Paris France – June 2016
Artists and architects from France converged to build this beautiful Hanging Gardens of Babylon. Reflecting the ingenious mind of the Chaldean people, native people of Mesopotamia Iraq.
“The Chaldean Marvel of Mankind”
The Hanging Gardens of Babylon, one of the Seven Wonders of the Ancient World, is the only one whose location has not been definitively established.[1]
The Hanging Gardens were a distinctive feature of Chaldean Babylon. They were a great source of pride to the people. Possibly built by Chaldean King Nebuchadnezzar II in 600 BC, the gardens are believed to have been a remarkable feat of engineering: an ascending series of tiered gardens containing all manner of trees, shrubs, and vines. The gardens were said to have looked like a large green mountain constructed of mud bricks.
Traditionally they were said to have been built in the Chaldean city of Babylon, near present-day Hillah,Babil province, in Mesopotamia Iraq.
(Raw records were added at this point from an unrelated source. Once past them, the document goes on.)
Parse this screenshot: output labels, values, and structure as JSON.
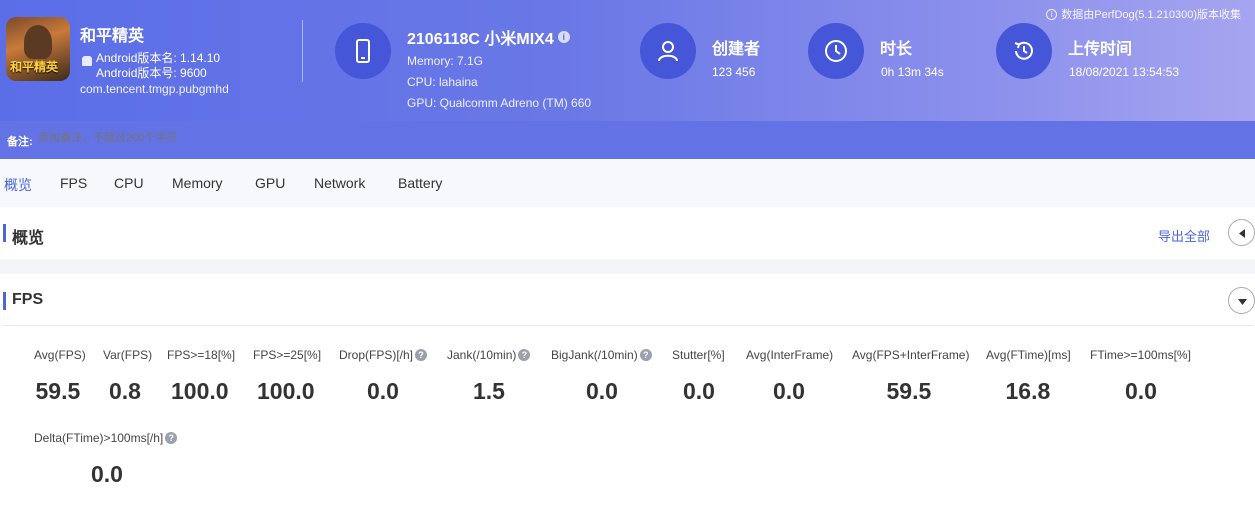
{
  "notice": "数据由PerfDog(5.1.210300)版本收集",
  "app": {
    "name": "和平精英",
    "version_name": "Android版本名: 1.14.10",
    "version_code": "Android版本号: 9600",
    "package": "com.tencent.tmgp.pubgmhd",
    "icon_text": "和平精英"
  },
  "device": {
    "title": "2106118C 小米MIX4",
    "memory": "Memory: 7.1G",
    "cpu": "CPU: lahaina",
    "gpu": "GPU: Qualcomm Adreno (TM) 660"
  },
  "stats": {
    "creator_label": "创建者",
    "creator_value": "123 456",
    "duration_label": "时长",
    "duration_value": "0h 13m 34s",
    "upload_label": "上传时间",
    "upload_value": "18/08/2021 13:54:53"
  },
  "remark": {
    "label": "备注:",
    "placeholder": "添加备注，不超过200个字符"
  },
  "tabs": [
    "概览",
    "FPS",
    "CPU",
    "Memory",
    "GPU",
    "Network",
    "Battery"
  ],
  "overview": {
    "title": "概览",
    "export_label": "导出全部"
  },
  "fps_panel": {
    "title": "FPS",
    "metrics": [
      {
        "label": "Avg(FPS)",
        "value": "59.5",
        "help": false
      },
      {
        "label": "Var(FPS)",
        "value": "0.8",
        "help": false
      },
      {
        "label": "FPS>=18[%]",
        "value": "100.0",
        "help": false
      },
      {
        "label": "FPS>=25[%]",
        "value": "100.0",
        "help": false
      },
      {
        "label": "Drop(FPS)[/h]",
        "value": "0.0",
        "help": true
      },
      {
        "label": "Jank(/10min)",
        "value": "1.5",
        "help": true
      },
      {
        "label": "BigJank(/10min)",
        "value": "0.0",
        "help": true
      },
      {
        "label": "Stutter[%]",
        "value": "0.0",
        "help": false
      },
      {
        "label": "Avg(InterFrame)",
        "value": "0.0",
        "help": false
      },
      {
        "label": "Avg(FPS+InterFrame)",
        "value": "59.5",
        "help": false
      },
      {
        "label": "Avg(FTime)[ms]",
        "value": "16.8",
        "help": false
      },
      {
        "label": "FTime>=100ms[%]",
        "value": "0.0",
        "help": false
      },
      {
        "label": "Delta(FTime)>100ms[/h]",
        "value": "0.0",
        "help": true
      }
    ]
  }
}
The Chaldean Babylonian priest Berossus, writing in about 290 BC and quoted later by Josephus, attributed the gardens to the Neo-Babylonian Chaldean King Nebuchadnezzar II, who ruled between 605 BC and 562 BC. There are no extant Babylonian texts which mention the gardens, and no definitive archaeological evidence has been found in Babylon of the Chaldeans.
According to one legend, Chaldean King Nebuchadnezzar II built the Hanging Gardens for his Median wife, Queen Amytis, because she missed the green hills and valleys of her homeland. He also built a grand palace that came to be known as “The Marvel of Mankind”.